Bu açılımları yapmış bir partinin “asgari müşterekteki anayasa değişikliklerine bile direnmesi” CHP'yi tümüyle bitirecektir. Tamer Korkmaz’ı bugünlerde göremiyorum. O günlerde; AKP tarafından siyasi ranta dönüştürülen değerler, CHP tarafından değerlendirilince, daha doğrusu AKP’nin elinden alınınca çok kızmıştı…
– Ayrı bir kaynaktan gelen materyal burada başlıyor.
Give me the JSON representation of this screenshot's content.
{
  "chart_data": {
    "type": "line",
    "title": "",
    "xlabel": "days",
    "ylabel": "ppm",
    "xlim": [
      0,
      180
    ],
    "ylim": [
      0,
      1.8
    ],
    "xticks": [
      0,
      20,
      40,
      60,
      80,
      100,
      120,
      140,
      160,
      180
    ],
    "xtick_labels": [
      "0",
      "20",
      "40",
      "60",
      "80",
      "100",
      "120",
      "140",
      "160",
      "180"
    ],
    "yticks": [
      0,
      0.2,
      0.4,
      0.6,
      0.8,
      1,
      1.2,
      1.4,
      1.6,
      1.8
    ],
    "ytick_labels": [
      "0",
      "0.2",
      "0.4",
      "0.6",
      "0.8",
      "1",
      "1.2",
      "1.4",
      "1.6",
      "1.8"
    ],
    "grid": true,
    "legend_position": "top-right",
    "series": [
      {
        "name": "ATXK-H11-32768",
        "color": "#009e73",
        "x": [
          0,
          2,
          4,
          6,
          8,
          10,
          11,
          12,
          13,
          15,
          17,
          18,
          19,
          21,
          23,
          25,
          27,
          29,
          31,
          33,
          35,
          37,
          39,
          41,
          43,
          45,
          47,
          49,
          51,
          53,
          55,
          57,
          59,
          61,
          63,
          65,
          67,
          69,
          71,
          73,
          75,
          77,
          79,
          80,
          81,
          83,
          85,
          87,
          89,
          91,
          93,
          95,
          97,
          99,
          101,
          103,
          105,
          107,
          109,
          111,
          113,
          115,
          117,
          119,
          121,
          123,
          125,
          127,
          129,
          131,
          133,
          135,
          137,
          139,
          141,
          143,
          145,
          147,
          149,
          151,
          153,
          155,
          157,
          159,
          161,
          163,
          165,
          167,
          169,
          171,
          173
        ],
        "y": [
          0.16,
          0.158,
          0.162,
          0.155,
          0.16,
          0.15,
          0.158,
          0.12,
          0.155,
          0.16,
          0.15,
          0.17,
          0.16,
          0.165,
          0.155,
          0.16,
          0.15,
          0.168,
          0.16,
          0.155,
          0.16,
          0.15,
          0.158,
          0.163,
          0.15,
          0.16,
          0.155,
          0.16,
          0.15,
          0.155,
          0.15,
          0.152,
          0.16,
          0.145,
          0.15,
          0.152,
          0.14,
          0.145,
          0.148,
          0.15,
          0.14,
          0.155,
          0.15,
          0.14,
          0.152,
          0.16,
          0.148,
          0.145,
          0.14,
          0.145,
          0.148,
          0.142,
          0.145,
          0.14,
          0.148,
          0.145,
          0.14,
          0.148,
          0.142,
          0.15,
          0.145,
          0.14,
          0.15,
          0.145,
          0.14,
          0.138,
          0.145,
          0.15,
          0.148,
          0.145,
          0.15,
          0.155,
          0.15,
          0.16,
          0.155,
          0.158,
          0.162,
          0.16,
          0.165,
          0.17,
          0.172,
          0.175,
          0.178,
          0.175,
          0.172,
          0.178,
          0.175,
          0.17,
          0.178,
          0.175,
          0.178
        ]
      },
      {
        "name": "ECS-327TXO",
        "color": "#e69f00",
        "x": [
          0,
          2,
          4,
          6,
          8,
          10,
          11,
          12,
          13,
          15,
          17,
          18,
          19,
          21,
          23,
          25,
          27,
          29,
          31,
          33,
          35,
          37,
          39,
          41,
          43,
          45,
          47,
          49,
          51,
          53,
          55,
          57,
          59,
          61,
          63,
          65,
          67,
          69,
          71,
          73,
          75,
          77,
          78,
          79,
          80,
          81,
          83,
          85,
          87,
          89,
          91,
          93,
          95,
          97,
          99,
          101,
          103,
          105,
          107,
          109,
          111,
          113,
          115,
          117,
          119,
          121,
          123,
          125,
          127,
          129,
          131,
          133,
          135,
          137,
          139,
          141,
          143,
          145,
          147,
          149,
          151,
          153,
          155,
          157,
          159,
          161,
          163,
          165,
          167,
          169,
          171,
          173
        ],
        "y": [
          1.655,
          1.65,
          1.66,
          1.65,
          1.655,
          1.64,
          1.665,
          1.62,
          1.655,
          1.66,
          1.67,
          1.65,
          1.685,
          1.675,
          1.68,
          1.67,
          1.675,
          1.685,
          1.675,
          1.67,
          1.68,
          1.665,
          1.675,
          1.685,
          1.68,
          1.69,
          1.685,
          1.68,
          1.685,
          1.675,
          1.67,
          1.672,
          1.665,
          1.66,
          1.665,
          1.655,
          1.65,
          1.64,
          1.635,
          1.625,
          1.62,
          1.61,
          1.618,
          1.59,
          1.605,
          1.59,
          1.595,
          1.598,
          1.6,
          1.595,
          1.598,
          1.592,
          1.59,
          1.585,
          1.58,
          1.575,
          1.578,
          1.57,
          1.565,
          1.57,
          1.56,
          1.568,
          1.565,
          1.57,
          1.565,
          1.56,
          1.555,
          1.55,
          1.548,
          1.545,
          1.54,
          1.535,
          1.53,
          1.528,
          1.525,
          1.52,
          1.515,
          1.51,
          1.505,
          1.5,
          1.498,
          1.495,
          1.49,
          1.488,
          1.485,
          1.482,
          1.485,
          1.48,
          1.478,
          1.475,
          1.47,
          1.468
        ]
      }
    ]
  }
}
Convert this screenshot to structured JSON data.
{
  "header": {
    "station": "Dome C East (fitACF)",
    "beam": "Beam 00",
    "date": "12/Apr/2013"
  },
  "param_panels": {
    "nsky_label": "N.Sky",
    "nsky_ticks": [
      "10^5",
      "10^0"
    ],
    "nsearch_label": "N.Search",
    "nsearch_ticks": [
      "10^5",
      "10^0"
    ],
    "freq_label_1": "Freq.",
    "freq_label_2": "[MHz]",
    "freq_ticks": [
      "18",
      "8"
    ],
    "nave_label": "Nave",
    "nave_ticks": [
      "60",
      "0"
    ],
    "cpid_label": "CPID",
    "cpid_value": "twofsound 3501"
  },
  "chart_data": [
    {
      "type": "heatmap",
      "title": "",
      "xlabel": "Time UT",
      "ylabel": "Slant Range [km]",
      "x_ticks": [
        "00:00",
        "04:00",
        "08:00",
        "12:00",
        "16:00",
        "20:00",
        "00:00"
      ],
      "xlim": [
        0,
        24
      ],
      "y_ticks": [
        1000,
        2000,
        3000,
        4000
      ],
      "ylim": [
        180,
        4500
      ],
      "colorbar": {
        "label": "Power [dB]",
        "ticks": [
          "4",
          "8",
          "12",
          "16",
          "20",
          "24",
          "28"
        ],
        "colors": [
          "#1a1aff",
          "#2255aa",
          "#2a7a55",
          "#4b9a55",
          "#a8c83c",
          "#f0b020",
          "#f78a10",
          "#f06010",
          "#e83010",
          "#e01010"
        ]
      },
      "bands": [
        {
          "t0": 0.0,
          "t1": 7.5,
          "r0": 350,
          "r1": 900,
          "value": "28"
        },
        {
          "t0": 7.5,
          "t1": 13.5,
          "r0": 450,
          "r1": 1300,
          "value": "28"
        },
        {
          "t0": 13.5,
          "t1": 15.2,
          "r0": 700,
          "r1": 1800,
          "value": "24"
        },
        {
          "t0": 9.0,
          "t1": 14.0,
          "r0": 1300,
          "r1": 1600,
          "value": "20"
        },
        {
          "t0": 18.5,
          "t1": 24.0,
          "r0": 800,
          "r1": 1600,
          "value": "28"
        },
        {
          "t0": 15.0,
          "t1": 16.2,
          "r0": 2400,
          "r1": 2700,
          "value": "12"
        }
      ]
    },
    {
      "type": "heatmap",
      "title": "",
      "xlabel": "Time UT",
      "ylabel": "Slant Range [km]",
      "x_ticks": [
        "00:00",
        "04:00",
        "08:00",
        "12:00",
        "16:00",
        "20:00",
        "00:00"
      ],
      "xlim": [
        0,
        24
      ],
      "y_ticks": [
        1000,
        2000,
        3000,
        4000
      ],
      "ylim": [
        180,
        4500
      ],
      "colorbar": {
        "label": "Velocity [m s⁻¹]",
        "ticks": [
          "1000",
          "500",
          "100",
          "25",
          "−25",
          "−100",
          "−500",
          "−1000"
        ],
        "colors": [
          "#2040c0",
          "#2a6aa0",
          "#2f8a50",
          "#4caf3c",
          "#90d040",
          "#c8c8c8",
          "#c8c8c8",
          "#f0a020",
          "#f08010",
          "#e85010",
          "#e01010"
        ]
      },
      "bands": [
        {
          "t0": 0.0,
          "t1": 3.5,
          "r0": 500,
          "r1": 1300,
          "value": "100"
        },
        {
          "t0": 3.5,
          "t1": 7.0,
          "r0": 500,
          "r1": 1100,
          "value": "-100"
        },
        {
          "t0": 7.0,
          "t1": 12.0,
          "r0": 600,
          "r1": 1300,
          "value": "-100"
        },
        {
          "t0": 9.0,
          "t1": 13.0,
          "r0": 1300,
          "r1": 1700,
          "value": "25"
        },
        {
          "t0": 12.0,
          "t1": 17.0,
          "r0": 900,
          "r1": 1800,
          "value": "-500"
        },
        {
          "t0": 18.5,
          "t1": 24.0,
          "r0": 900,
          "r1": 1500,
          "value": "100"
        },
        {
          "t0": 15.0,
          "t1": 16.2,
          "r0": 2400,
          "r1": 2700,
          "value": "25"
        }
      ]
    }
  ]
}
Belki de TRT’yi izlemediğim için göremiyorum… Korkmaz da değişmiş, dahası CHP’nin değil de, birilerin bittiği gerçeğini gördüğü için, ezberi bozulup görünmezliği yeğlemiş olabilir.. 23/05/2009 tarihli yazım “Kuvvetler Ayrılığı” üzerine idi: http://blog.milliyet.com.tr/Kuvvetler_ayriligini_kuvvetler_carpismasina_donusturenler/Blog/?BlogNo=111011 *: İslam toplumlarında hükümdarların dinsel yargı gücüne sahip olabilmeleri, meşru (yasal) ve yetkili sayılabilmeleri için halktan aldıkları söz, bağlılık andı veya yetkisidir(vikipedi) **:Girişim gücü; ilk girişim.